What we'd like to do now is understand those early events in enough detail following natural cholera so that we could figure out a way to restore them or mimic then when you give a vaccine in a way to make protection from the vaccine last longer.
"Cholera is a particularly good model for studying events directly in humans."
That's the first interesting thing that we're now pursuing. The second is an experiment of nature. When you're studying cholera in humans, since you can't experimentally manipulate the variables as you can in the laboratory, you have to look at what possibilities are presented by nature and then design a way to ask a question that might be valuable. One aspect of our studies in Bangladesh is that when we enroll patients with cholera in our longitudinal studies, we also go to their household and enroll the whole household, or at least those who are able and consent.

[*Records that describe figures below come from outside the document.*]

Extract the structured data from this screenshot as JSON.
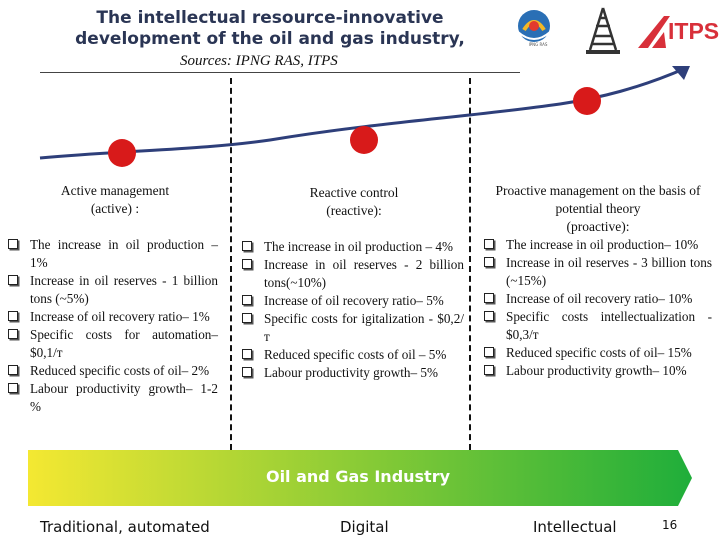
{
  "header": {
    "title_line1": "The intellectual resource-innovative",
    "title_line2": "development of the oil and gas industry,",
    "sources": "Sources: IPNG RAS, ITPS"
  },
  "logos": [
    {
      "icon": "ipng-ras-logo",
      "caption": "IPNG RAS"
    },
    {
      "icon": "oil-derrick-logo"
    },
    {
      "icon": "itps-logo",
      "text": "ITPS",
      "color": "#d8303a"
    }
  ],
  "columns": [
    {
      "heading_line1": "Active management",
      "heading_line2": "(active) :",
      "items": [
        "The increase in oil production – 1%",
        "Increase in oil reserves - 1 billion tons (~5%)",
        "Increase of oil recovery ratio– 1%",
        "Specific costs for automation– $0,1/т",
        "Reduced specific costs of oil– 2%",
        "Labour productivity growth– 1-2 %"
      ]
    },
    {
      "heading_line1": "Reactive control",
      "heading_line2": "(reactive):",
      "items": [
        "The increase in oil production – 4%",
        "Increase in oil reserves - 2 billion tons(~10%)",
        "Increase of oil recovery ratio– 5%",
        "Specific costs for igitalization - $0,2/т",
        "Reduced specific costs of oil – 5%",
        "Labour productivity growth– 5%"
      ]
    },
    {
      "heading_line1": "Proactive management on the basis of",
      "heading_line2": "potential theory",
      "heading_line3": "(proactive):",
      "items": [
        "The increase in oil production– 10%",
        "Increase in oil reserves - 3 billion tons (~15%)",
        "Increase of oil recovery ratio– 10%",
        "Specific costs intellectualization - $0,3/т",
        "Reduced specific costs of oil– 15%",
        "Labour productivity growth– 10%"
      ]
    }
  ],
  "band": {
    "label": "Oil and Gas Industry",
    "gradient_start": "#f4e832",
    "gradient_end": "#1fae3a"
  },
  "stages": [
    "Traditional, automated",
    "Digital",
    "Intellectual"
  ],
  "page_number": "16",
  "colors": {
    "curve": "#2e3f7a",
    "dot": "#d81a1a"
  }
}
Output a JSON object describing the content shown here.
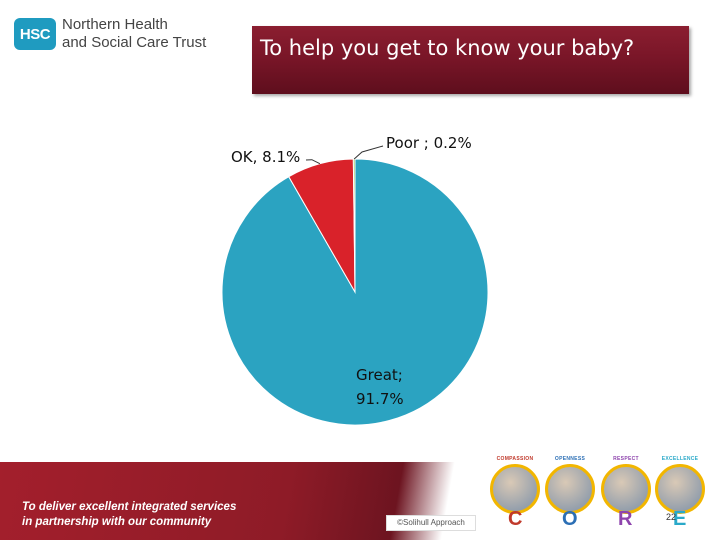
{
  "logo": {
    "badge": "HSC",
    "line1": "Northern Health",
    "line2": "and Social Care Trust"
  },
  "title": "To help you get to know your baby?",
  "chart_data": {
    "type": "pie",
    "title": "To help you get to know your baby?",
    "slices": [
      {
        "label": "Great",
        "value": 91.7,
        "display": "Great; 91.7%",
        "color": "#2ba3c1"
      },
      {
        "label": "OK",
        "value": 8.1,
        "display": "OK, 8.1%",
        "color": "#d9222a"
      },
      {
        "label": "Poor",
        "value": 0.2,
        "display": "Poor ; 0.2%",
        "color": "#8bbf3c"
      }
    ]
  },
  "footer": {
    "tagline_line1": "To deliver excellent integrated services",
    "tagline_line2": "in partnership with our community",
    "credit": "©Solihull Approach",
    "page_number": "22"
  },
  "core": [
    {
      "label": "COMPASSION",
      "letter": "C",
      "color": "#c0392b"
    },
    {
      "label": "OPENNESS",
      "letter": "O",
      "color": "#2c6fb5"
    },
    {
      "label": "RESPECT",
      "letter": "R",
      "color": "#8e44ad"
    },
    {
      "label": "EXCELLENCE",
      "letter": "E",
      "color": "#2aa9c9"
    }
  ]
}
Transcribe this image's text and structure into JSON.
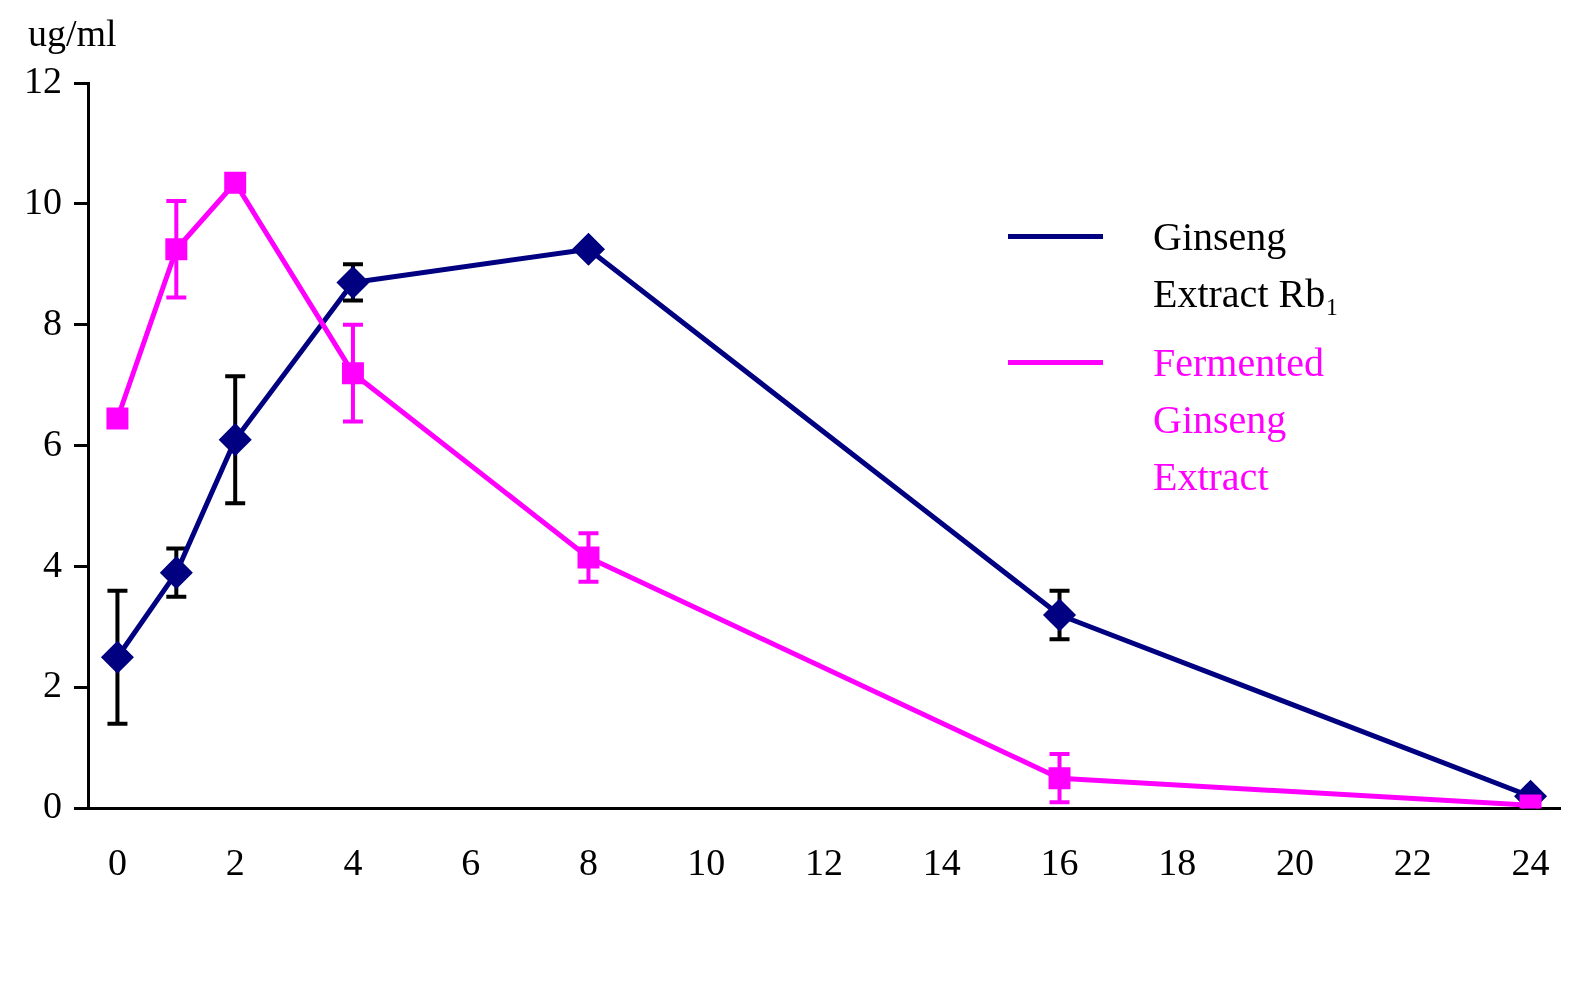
{
  "chart_data": {
    "type": "line",
    "ylabel": "ug/ml",
    "xlim": [
      -0.5,
      24.5
    ],
    "xticks": [
      0,
      2,
      4,
      6,
      8,
      10,
      12,
      14,
      16,
      18,
      20,
      22,
      24
    ],
    "ylim": [
      0,
      12
    ],
    "yticks": [
      0,
      2,
      4,
      6,
      8,
      10,
      12
    ],
    "grid": false,
    "legend": "right",
    "line_style": "solid",
    "series": [
      {
        "name": "Ginseng Extract Rb₁",
        "color": "#000080",
        "marker": "diamond",
        "x": [
          0,
          1,
          2,
          4,
          8,
          16,
          24
        ],
        "values": [
          2.5,
          3.9,
          6.1,
          8.7,
          9.25,
          3.2,
          0.2
        ],
        "errors": [
          1.1,
          0.4,
          1.05,
          0.3,
          null,
          0.4,
          null
        ]
      },
      {
        "name": "Fermented Ginseng Extract",
        "color": "#ff00ff",
        "marker": "square",
        "x": [
          0,
          1,
          2,
          4,
          8,
          16,
          24
        ],
        "values": [
          6.45,
          9.25,
          10.35,
          7.2,
          4.15,
          0.5,
          0.05
        ],
        "errors": [
          null,
          0.8,
          null,
          0.8,
          0.4,
          0.4,
          null
        ]
      }
    ]
  }
}
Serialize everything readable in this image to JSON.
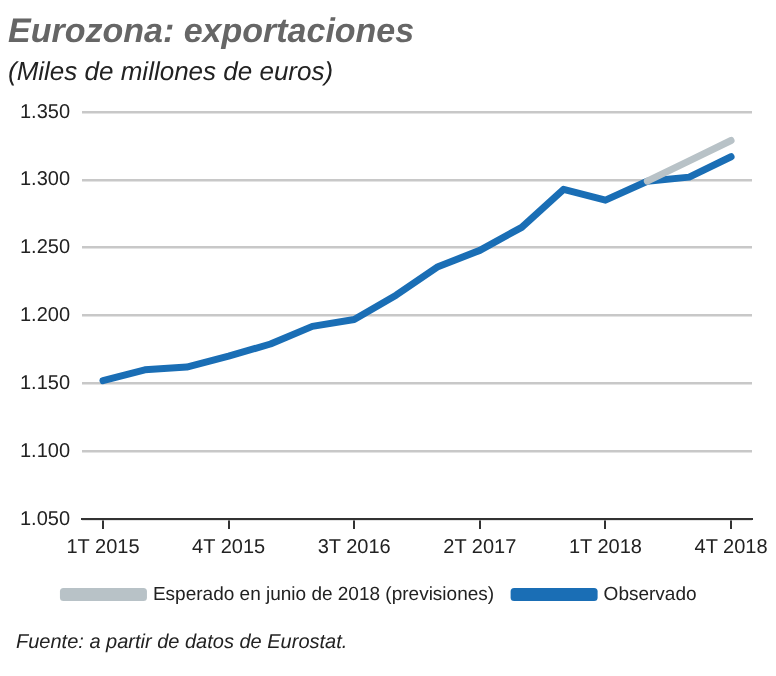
{
  "chart_data": {
    "type": "line",
    "title": "Eurozona: exportaciones",
    "subtitle": "(Miles de millones de euros)",
    "categories": [
      "1T 2015",
      null,
      null,
      "4T 2015",
      null,
      null,
      "3T 2016",
      null,
      null,
      "2T 2017",
      null,
      null,
      "1T 2018",
      null,
      null,
      "4T 2018"
    ],
    "series": [
      {
        "name": "Esperado en junio de 2018 (previsiones)",
        "color": "#b8c2c7",
        "values": [
          null,
          null,
          null,
          null,
          null,
          null,
          null,
          null,
          null,
          null,
          null,
          null,
          null,
          1299,
          1314,
          1329
        ]
      },
      {
        "name": "Observado",
        "color": "#1a6eb5",
        "values": [
          1152,
          1160,
          1162,
          1170,
          1179,
          1192,
          1197,
          1215,
          1236,
          1248,
          1265,
          1293,
          1285,
          1299,
          1302,
          1317
        ]
      }
    ],
    "ylim": [
      1050,
      1350
    ],
    "yticks": [
      {
        "value": 1050,
        "label": "1.050"
      },
      {
        "value": 1100,
        "label": "1.100"
      },
      {
        "value": 1150,
        "label": "1.150"
      },
      {
        "value": 1200,
        "label": "1.200"
      },
      {
        "value": 1250,
        "label": "1.250"
      },
      {
        "value": 1300,
        "label": "1.300"
      },
      {
        "value": 1350,
        "label": "1.350"
      }
    ],
    "grid": "y",
    "legend": "bottom",
    "marker": "none",
    "line_style": "solid",
    "annotations": [
      "Fuente: a partir de datos de Eurostat."
    ]
  }
}
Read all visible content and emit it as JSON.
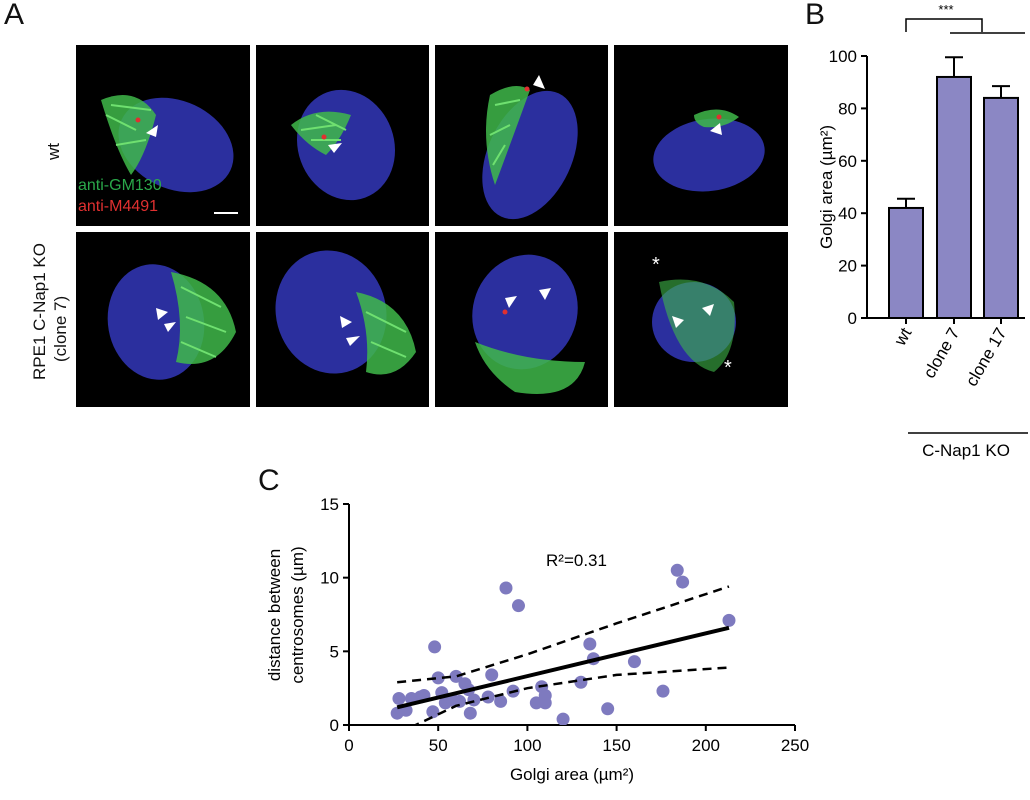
{
  "panel_a": {
    "letter": "A",
    "row_labels": [
      "wt",
      "RPE1 C-Nap1 KO",
      "(clone 7)"
    ],
    "legend": [
      {
        "text": "anti-GM130",
        "color": "#2aa84a"
      },
      {
        "text": "anti-M4491",
        "color": "#e03030"
      }
    ],
    "tile_asterisk": "*"
  },
  "panel_b": {
    "letter": "B",
    "significance": "***",
    "group_label": "C-Nap1 KO",
    "chart_data": {
      "type": "bar",
      "categories": [
        "wt",
        "clone 7",
        "clone 17"
      ],
      "values": [
        42,
        92,
        84
      ],
      "errors": [
        3.5,
        7.5,
        4.5
      ],
      "ylabel": "Golgi area (µm²)",
      "ylim": [
        0,
        100
      ],
      "yticks": [
        0,
        20,
        40,
        60,
        80,
        100
      ],
      "bar_color": "#8b87c4",
      "grid": false
    }
  },
  "panel_c": {
    "letter": "C",
    "annotation": "R²=0.31",
    "chart_data": {
      "type": "scatter",
      "xlabel": "Golgi area (µm²)",
      "ylabel_lines": [
        "distance between",
        "centrosomes (µm)"
      ],
      "xlim": [
        0,
        250
      ],
      "ylim": [
        0,
        15
      ],
      "xticks": [
        0,
        50,
        100,
        150,
        200,
        250
      ],
      "yticks": [
        0,
        5,
        10,
        15
      ],
      "point_color": "#7e7abf",
      "points": [
        [
          27,
          0.8
        ],
        [
          28,
          1.8
        ],
        [
          32,
          1.0
        ],
        [
          35,
          1.8
        ],
        [
          40,
          1.9
        ],
        [
          42,
          2.0
        ],
        [
          47,
          0.9
        ],
        [
          48,
          5.3
        ],
        [
          50,
          3.2
        ],
        [
          52,
          2.2
        ],
        [
          54,
          1.5
        ],
        [
          58,
          1.7
        ],
        [
          60,
          3.3
        ],
        [
          62,
          1.6
        ],
        [
          65,
          2.8
        ],
        [
          67,
          2.4
        ],
        [
          68,
          0.8
        ],
        [
          70,
          1.7
        ],
        [
          78,
          1.9
        ],
        [
          80,
          3.4
        ],
        [
          85,
          1.6
        ],
        [
          88,
          9.3
        ],
        [
          92,
          2.3
        ],
        [
          95,
          8.1
        ],
        [
          105,
          1.5
        ],
        [
          108,
          2.6
        ],
        [
          110,
          1.5
        ],
        [
          110,
          2.0
        ],
        [
          120,
          0.4
        ],
        [
          130,
          2.9
        ],
        [
          135,
          5.5
        ],
        [
          137,
          4.5
        ],
        [
          145,
          1.1
        ],
        [
          160,
          4.3
        ],
        [
          176,
          2.3
        ],
        [
          184,
          10.5
        ],
        [
          187,
          9.7
        ],
        [
          213,
          7.1
        ]
      ],
      "fit_line": {
        "x": [
          27,
          213
        ],
        "y": [
          1.2,
          6.6
        ]
      },
      "ci_upper": {
        "x": [
          27,
          60,
          100,
          150,
          213
        ],
        "y": [
          2.9,
          3.3,
          4.8,
          6.9,
          9.4
        ]
      },
      "ci_lower": {
        "x": [
          27,
          60,
          100,
          150,
          213
        ],
        "y": [
          -0.6,
          1.3,
          2.5,
          3.4,
          3.9
        ]
      },
      "grid": false
    }
  }
}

A few things have come out of those studies. First is that there is an extraordinarily high rate of transmission in the household when an index case is infected—in the range of 30%. That's a very high risk of other people getting ill, much higher than many other infectious diseases.
The second is that because you then have two groups in these households, one that does get subsequent symptomatic infection and the other that doesn't, you can ask whether there are any baseline characteristics that can predict which route they're going to go down. From that, we've been able to figure out the first polymorphism in a human gene that puts people at risk for cholera. We were also able to describe the immunologic markers present in contacts that are associated with protection that came out in some of the work I mentioned earlier. We were also able to measure the effects of vitamin A, for example, or of parasitic infection that might be present, or a variety of other host factors relevant to transmission in this setting.
How much of the variation in transmission can be explained by the polymorphism in that one human gene and perhaps differences in hyperinfectivity individual to individual?
We don’t have the data to answer that. We haven't looked at differences in the excretion of hyperinfective organisms from one individual to another. That's a very interesting question because I assume there probably is variation from person to person. And some people may in fact transmit in the household more frequently than others. But we haven't looked at that at all. We haven't connected hyperinfectivity as a population phenotype to individual transmission risk, or to the polymorphism in the human gene that puts people at higher risk of getting cholera.
What do you consider the major challenges to doing cholera research looking forward to the next decade?
I think the first challenge, of course, is to continue to learn ways to study the disease directly in humans. That does limit the way you can design an experiment. And so we have to be observers of what occurs naturally, rather than being able to manipulate all the variables as we're able to do in animal models and in vitro. Cholera, of course, is a disease that occurs in particular places around the world, so that is where these studies need to be done.